While SWARM joins calls for a greater understanding of the UK sex industry, in all its forms, we are concerned that the inquiry launched today by the All-Party Parliamentary Group (APPG) on Prostitution fails from its outset to take a wide-angled, nuanced approach to a complex issue.

The group will be looking into so-called “pop-up brothels” – short-term lets including Airbnbs in which sex is sold. The focus will be on the role of organised crime gangs in running these premises and the inquiry assumes from its outset than many of those working in such places will have been trafficked.

SWARM is keenly aware that exploitation and poor working conditions are rife within the industry, so we are unsure why MPs are focusing purely on short-term lets. The term “pop-up brothel” is a media-friendly soundbite which, in reality, covers a wide range of circumstances. Sex workers frequently travel for work, renting temporary accommodation as they go. Some work for managers, others for themselves. In both instances, exploitation and danger are possible. “Pop-up brothels”, however, account for just a fraction of the ways in which people sell sex.

The inquiry is being carried out to further calls for the Nordic Model (in which clients would be criminalised), with a focus on “ending demand”. Despite this, SWARM hopes the APPG will realise the strong link between criminalisation and the appearance of fly-by-night brothels. The English Collective of Prostitutes has highlighted the growing use of closure orders against established working flats and sex workers themselves will testify that we live in constant fear of having our workplaces raided by the police.

Meanwhile, media reports on which the inquiry is based – such as this one, from Newquay, in which a police officer claimed “sex workers from central and eastern Europe may have been trafficked into the UK” – don’t stand up to scrutiny. In this case, it emerged that, in Devon and Cornwall, labour trafficking is far more common than sex trafficking and, in fact, no Eastern European women were found to have been trafficked into prostitution at the time the officer gave the quote.

The relentless targeting of sex workers by police contravenes guidelines laid out by the National Police Chiefs Council, which state that “enforcement does not produce sustainable outcomes and can actually increase the vulnerability of sex workers to violent attack”.

SWARM hopes MPs will have the clarity to see the links between blanket enforcement and exploitative working conditions.

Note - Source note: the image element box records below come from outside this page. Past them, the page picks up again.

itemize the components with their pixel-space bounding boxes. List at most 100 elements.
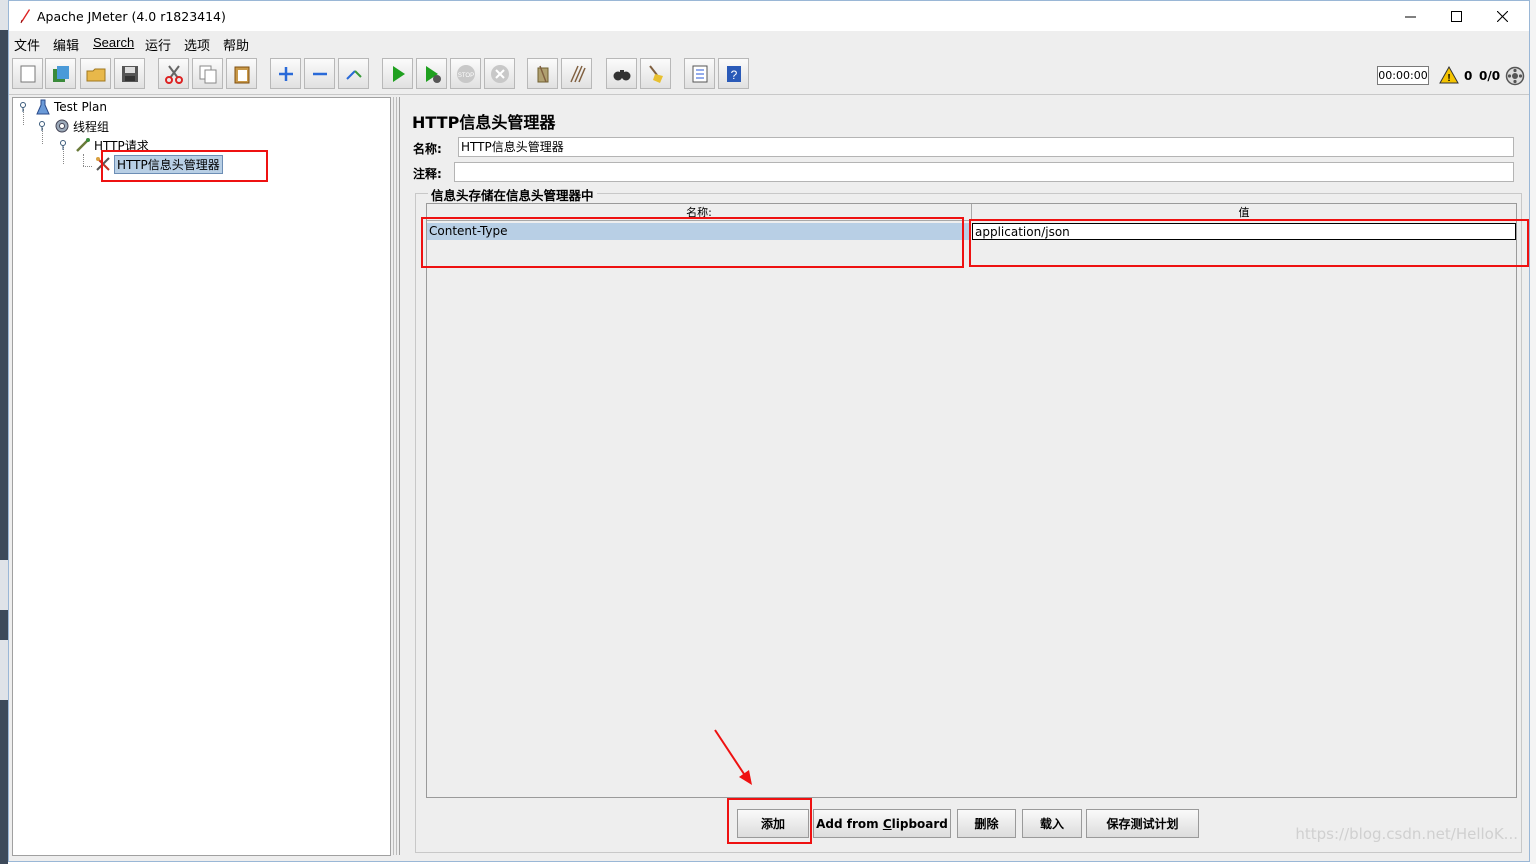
copy-icon: [199, 65, 216, 83]
svg-text:STOP: STOP: [457, 73, 473, 79]
desktop-background-left: [0, 0, 8, 864]
highlight-annotation-add-button: [727, 798, 812, 844]
menu-run[interactable]: 运行: [145, 35, 171, 54]
open-icon: [86, 68, 105, 81]
comment-label: 注释:: [413, 167, 442, 181]
search-button[interactable]: [606, 58, 637, 89]
header-manager-panel: HTTP信息头管理器 名称: HTTP信息头管理器 注释: 信息头存储在信息头管…: [399, 97, 1529, 855]
function-helper-icon: [692, 65, 707, 82]
elapsed-timer: 00:00:00: [1377, 66, 1429, 85]
svg-text:?: ?: [730, 68, 737, 82]
minimize-button[interactable]: [1387, 1, 1433, 31]
clear-button[interactable]: [527, 58, 558, 89]
jmeter-window: Apache JMeter (4.0 r1823414) 文件 编辑 Searc…: [8, 0, 1530, 862]
menu-file[interactable]: 文件: [14, 35, 40, 54]
title-bar: Apache JMeter (4.0 r1823414): [9, 1, 1529, 31]
clear-all-button[interactable]: [561, 58, 592, 89]
paste-icon: [234, 66, 249, 83]
menu-search[interactable]: Search: [93, 35, 134, 50]
close-button[interactable]: [1479, 1, 1525, 31]
start-no-pause-icon: [425, 65, 441, 83]
clear-icon: [537, 65, 548, 82]
copy-button[interactable]: [192, 58, 223, 89]
new-button[interactable]: [12, 58, 43, 89]
page-title: HTTP信息头管理器: [412, 113, 556, 132]
expand-icon: [278, 66, 293, 81]
start-no-pause-button[interactable]: [416, 58, 447, 89]
help-button[interactable]: ?: [718, 58, 749, 89]
name-field[interactable]: HTTP信息头管理器: [458, 137, 1514, 157]
shutdown-button[interactable]: [484, 58, 515, 89]
name-label: 名称:: [413, 142, 442, 156]
collapse-button[interactable]: [304, 58, 335, 89]
collapse-icon: [312, 72, 327, 75]
function-helper-button[interactable]: [684, 58, 715, 89]
tree-expand-toggle-icon[interactable]: [58, 140, 68, 150]
shutdown-icon: [490, 64, 509, 83]
annotation-arrow: [714, 729, 752, 785]
warning-icon[interactable]: !: [1439, 66, 1459, 84]
menu-help[interactable]: 帮助: [223, 35, 249, 54]
comment-field[interactable]: [454, 162, 1514, 182]
desktop-background-right: [1530, 0, 1536, 864]
highlight-annotation-tree: [101, 150, 268, 182]
window-title: Apache JMeter (4.0 r1823414): [37, 9, 226, 24]
start-button[interactable]: [382, 58, 413, 89]
tree-node-label: 线程组: [73, 119, 110, 134]
add-from-clipboard-prefix: Add from: [816, 816, 883, 831]
load-button[interactable]: 载入: [1022, 809, 1082, 838]
menu-bar: 文件 编辑 Search 运行 选项 帮助: [9, 31, 1529, 54]
cut-button[interactable]: [158, 58, 189, 89]
add-from-clipboard-button[interactable]: Add from Clipboard: [813, 809, 951, 838]
jmeter-feather-icon: [20, 9, 30, 24]
error-count: 0: [1464, 69, 1473, 83]
start-icon: [392, 65, 405, 82]
tree-connector: [83, 154, 84, 166]
toolbar: STOP ?: [9, 54, 1529, 95]
tree-node-label: Test Plan: [54, 100, 107, 114]
menu-edit[interactable]: 编辑: [53, 35, 79, 54]
active-thread-count: 0/0: [1479, 69, 1501, 83]
toggle-icon: [345, 69, 362, 80]
open-button[interactable]: [80, 58, 111, 89]
headers-group-title: 信息头存储在信息头管理器中: [428, 185, 597, 204]
highlight-annotation-value-column: [969, 219, 1529, 267]
help-icon: ?: [726, 65, 741, 82]
headers-table: 名称: 值 Content-Type application/json: [426, 203, 1517, 798]
http-sampler-icon: [76, 138, 90, 152]
test-plan-icon: [36, 99, 50, 115]
maximize-icon: [1450, 10, 1462, 22]
tree-node-test-plan[interactable]: Test Plan: [35, 98, 107, 116]
add-from-clipboard-mnemonic: C: [882, 816, 892, 831]
save-as-button[interactable]: 保存测试计划: [1086, 809, 1199, 838]
templates-icon: [52, 65, 69, 82]
tree-expand-toggle-icon[interactable]: [37, 121, 47, 131]
test-plan-tree: Test Plan 线程组 HTTP请求 HTTP信息头管理器: [12, 97, 391, 856]
stop-button[interactable]: STOP: [450, 58, 481, 89]
clear-all-icon: [569, 65, 586, 82]
maximize-button[interactable]: [1433, 1, 1479, 31]
reset-search-icon: [648, 64, 663, 83]
thread-group-icon: [55, 119, 69, 133]
stop-icon: STOP: [456, 64, 475, 83]
paste-button[interactable]: [226, 58, 257, 89]
reset-search-button[interactable]: [640, 58, 671, 89]
menu-options[interactable]: 选项: [184, 35, 210, 54]
watermark: https://blog.csdn.net/HelloK...: [1295, 825, 1518, 843]
tree-node-thread-group[interactable]: 线程组: [54, 117, 109, 135]
delete-button[interactable]: 删除: [957, 809, 1016, 838]
split-pane-divider[interactable]: [391, 97, 398, 855]
remote-status-icon: [1505, 66, 1525, 86]
toggle-button[interactable]: [338, 58, 369, 89]
minimize-icon: [1404, 16, 1416, 17]
save-button[interactable]: [114, 58, 145, 89]
templates-button[interactable]: [45, 58, 76, 89]
tree-expand-toggle-icon[interactable]: [18, 102, 28, 112]
tree-connector: [83, 166, 92, 167]
save-icon: [121, 65, 138, 82]
add-from-clipboard-suffix: lipboard: [891, 816, 948, 831]
new-icon: [20, 65, 35, 82]
svg-text:!: !: [1447, 73, 1450, 84]
expand-button[interactable]: [270, 58, 301, 89]
search-icon: [613, 69, 630, 80]
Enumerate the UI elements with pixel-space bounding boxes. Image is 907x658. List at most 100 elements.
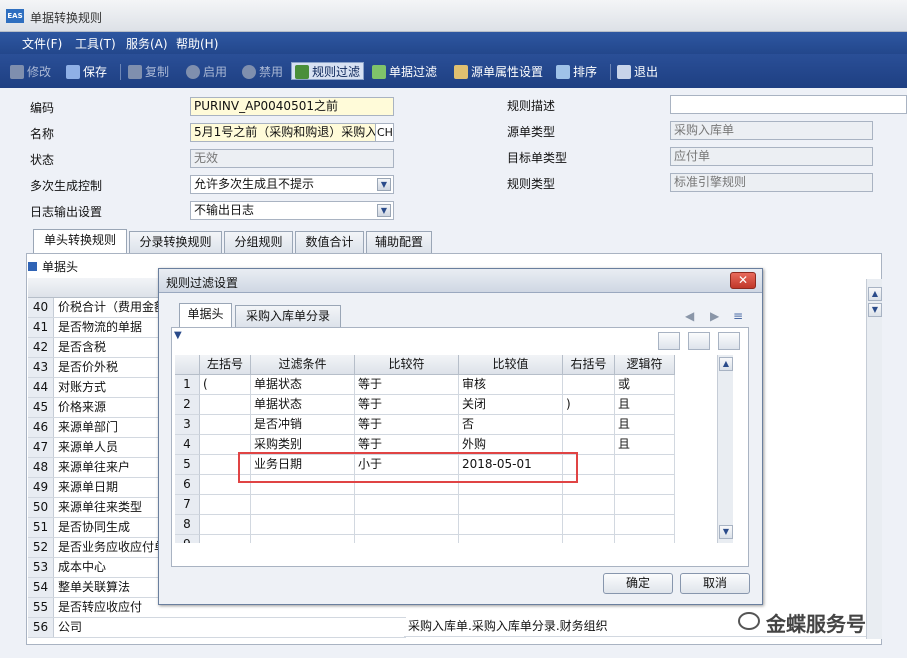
row-label: 整单关联算法 xyxy=(58,580,131,594)
bill-filter-button[interactable]: 单据过滤 xyxy=(372,63,437,81)
grid-cell-val[interactable]: 否 xyxy=(459,415,563,435)
row-number: 45 xyxy=(28,398,54,417)
grid-cell-val[interactable]: 审核 xyxy=(459,375,563,395)
grid-cell-val[interactable] xyxy=(459,535,563,543)
grid-cell-lp[interactable] xyxy=(200,395,251,415)
code-field[interactable]: PURINV_AP0040501之前 xyxy=(190,97,394,116)
dialog-title: 规则过滤设置 xyxy=(166,276,239,290)
filter-grid: 左括号 过滤条件 比较符 比较值 右括号 逻辑符 1(单据状态 等于 审核 或 2 单据状… xyxy=(175,355,733,543)
multi-gen-select[interactable]: 允许多次生成且不提示 ▼ xyxy=(190,175,394,194)
tab-header-rule[interactable]: 单头转换规则 xyxy=(33,229,127,254)
wechat-icon xyxy=(738,612,760,630)
close-icon[interactable]: ✕ xyxy=(730,272,756,289)
main-scrollbar[interactable]: ▲ ▼ xyxy=(866,279,882,639)
grid-cell-val[interactable] xyxy=(459,495,563,515)
expand-icon[interactable]: ▼ xyxy=(174,330,202,348)
menu-service[interactable]: 服务(A) xyxy=(126,35,168,52)
menu-file[interactable]: 文件(F) xyxy=(22,35,62,52)
grid-cell-logic[interactable]: 或 xyxy=(615,375,675,395)
insert-row-icon[interactable] xyxy=(658,332,680,350)
grid-cell-op[interactable] xyxy=(355,515,459,535)
tab-sum[interactable]: 数值合计 xyxy=(295,231,364,253)
grid-cell-logic[interactable]: 且 xyxy=(615,415,675,435)
exit-button[interactable]: 退出 xyxy=(617,63,658,81)
grid-cell-logic[interactable] xyxy=(615,495,675,515)
cancel-button[interactable]: 取消 xyxy=(680,573,750,594)
dialog-tab-entry[interactable]: 采购入库单分录 xyxy=(235,305,341,327)
grid-cell-lp[interactable]: ( xyxy=(200,375,251,395)
row-number: 8 xyxy=(175,515,200,535)
grid-cell-op[interactable]: 等于 xyxy=(355,375,459,395)
source-attr-button[interactable]: 源单属性设置 xyxy=(454,63,543,81)
grid-cell-lp[interactable] xyxy=(200,415,251,435)
tab-group-rule[interactable]: 分组规则 xyxy=(224,231,293,253)
tab-prev-icon[interactable]: ◀ xyxy=(685,309,694,323)
row-label: 来源单日期 xyxy=(58,480,119,494)
exit-icon xyxy=(617,65,631,79)
grid-cell-cond[interactable]: 单据状态 xyxy=(251,395,355,415)
list-item[interactable]: 56 公司 xyxy=(28,618,406,638)
add-row-icon[interactable] xyxy=(688,332,710,350)
sort-button[interactable]: 排序 xyxy=(556,63,597,81)
delete-row-icon[interactable] xyxy=(718,332,740,350)
grid-cell-rp[interactable] xyxy=(563,535,615,543)
source-type-label: 源单类型 xyxy=(507,125,556,139)
name-lang-button[interactable]: CH xyxy=(375,123,394,142)
grid-cell-lp[interactable] xyxy=(200,515,251,535)
log-select[interactable]: 不输出日志 ▼ xyxy=(190,201,394,220)
grid-cell-rp[interactable] xyxy=(563,375,615,395)
grid-cell-val[interactable] xyxy=(459,515,563,535)
row-label: 价格来源 xyxy=(58,400,107,414)
grid-cell-cond[interactable] xyxy=(251,515,355,535)
grid-cell-logic[interactable]: 且 xyxy=(615,395,675,415)
disable-button[interactable]: 禁用 xyxy=(242,63,283,81)
grid-cell-rp[interactable] xyxy=(563,415,615,435)
grid-cell-cond[interactable]: 是否冲销 xyxy=(251,415,355,435)
window-title: 单据转换规则 xyxy=(30,11,103,25)
rule-type-field: 标准引擎规则 xyxy=(670,173,873,192)
tab-entry-rule[interactable]: 分录转换规则 xyxy=(129,231,222,253)
group-header: 单据头 xyxy=(28,258,78,275)
grid-cell-op[interactable]: 等于 xyxy=(355,395,459,415)
menu-tools[interactable]: 工具(T) xyxy=(75,35,116,52)
grid-cell-op[interactable] xyxy=(355,495,459,515)
grid-cell-logic[interactable] xyxy=(615,455,675,475)
grid-cell-lp[interactable] xyxy=(200,495,251,515)
menu-help[interactable]: 帮助(H) xyxy=(176,35,218,52)
rule-filter-dialog: 规则过滤设置 ✕ 单据头 采购入库单分录 ◀ ▶ ≡ ▼ 左括号 过滤条件 比较… xyxy=(158,268,763,605)
scroll-up-icon[interactable]: ▲ xyxy=(719,357,733,371)
tab-list-icon[interactable]: ≡ xyxy=(733,309,743,323)
grid-cell-val[interactable]: 关闭 xyxy=(459,395,563,415)
rule-type-label: 规则类型 xyxy=(507,177,556,191)
scroll-down-icon[interactable]: ▼ xyxy=(719,525,733,539)
rule-filter-button[interactable]: 规则过滤 xyxy=(291,62,365,80)
grid-cell-cond[interactable]: 单据状态 xyxy=(251,375,355,395)
col-condition: 过滤条件 xyxy=(251,355,355,375)
grid-cell-rp[interactable] xyxy=(563,515,615,535)
grid-cell-op[interactable]: 等于 xyxy=(355,415,459,435)
dialog-tab-header[interactable]: 单据头 xyxy=(179,303,232,328)
grid-cell-cond[interactable] xyxy=(251,495,355,515)
grid-cell-rp[interactable]: ) xyxy=(563,395,615,415)
grid-cell-op[interactable] xyxy=(355,535,459,543)
grid-cell-logic[interactable]: 且 xyxy=(615,435,675,455)
scroll-down-icon[interactable]: ▼ xyxy=(868,303,882,317)
grid-cell-cond[interactable] xyxy=(251,535,355,543)
tab-next-icon[interactable]: ▶ xyxy=(710,309,719,323)
grid-cell-logic[interactable] xyxy=(615,475,675,495)
app-logo: EAS xyxy=(6,9,24,23)
dialog-scrollbar[interactable]: ▲ ▼ xyxy=(717,355,733,543)
enable-button[interactable]: 启用 xyxy=(186,63,227,81)
desc-field[interactable] xyxy=(670,95,907,114)
grid-cell-lp[interactable] xyxy=(200,535,251,543)
grid-cell-rp[interactable] xyxy=(563,495,615,515)
ok-button[interactable]: 确定 xyxy=(603,573,673,594)
grid-cell-logic[interactable] xyxy=(615,515,675,535)
copy-button[interactable]: 复制 xyxy=(128,63,169,81)
edit-button[interactable]: 修改 xyxy=(10,63,51,81)
name-field[interactable]: 5月1号之前（采购和购退）采购入库单 xyxy=(190,123,376,142)
tab-aux[interactable]: 辅助配置 xyxy=(366,231,432,253)
grid-cell-logic[interactable] xyxy=(615,535,675,543)
scroll-up-icon[interactable]: ▲ xyxy=(868,287,882,301)
save-button[interactable]: 保存 xyxy=(66,63,107,81)
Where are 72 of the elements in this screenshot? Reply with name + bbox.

Likewise, we call for the APPG to recognise that trafficking is a direct result of punitive immigration policies, that austerity drives entry into prostitution and that safety is impossible while our work places are designated crime scenes.

SWARM is disappointed that the APPG does not include any current sex workers – while non-sex working author Kat Banyard has been deemed an appropriate advisor – but we look forward to cooperating with the inquiry and will welcome conversation with the MPs involved.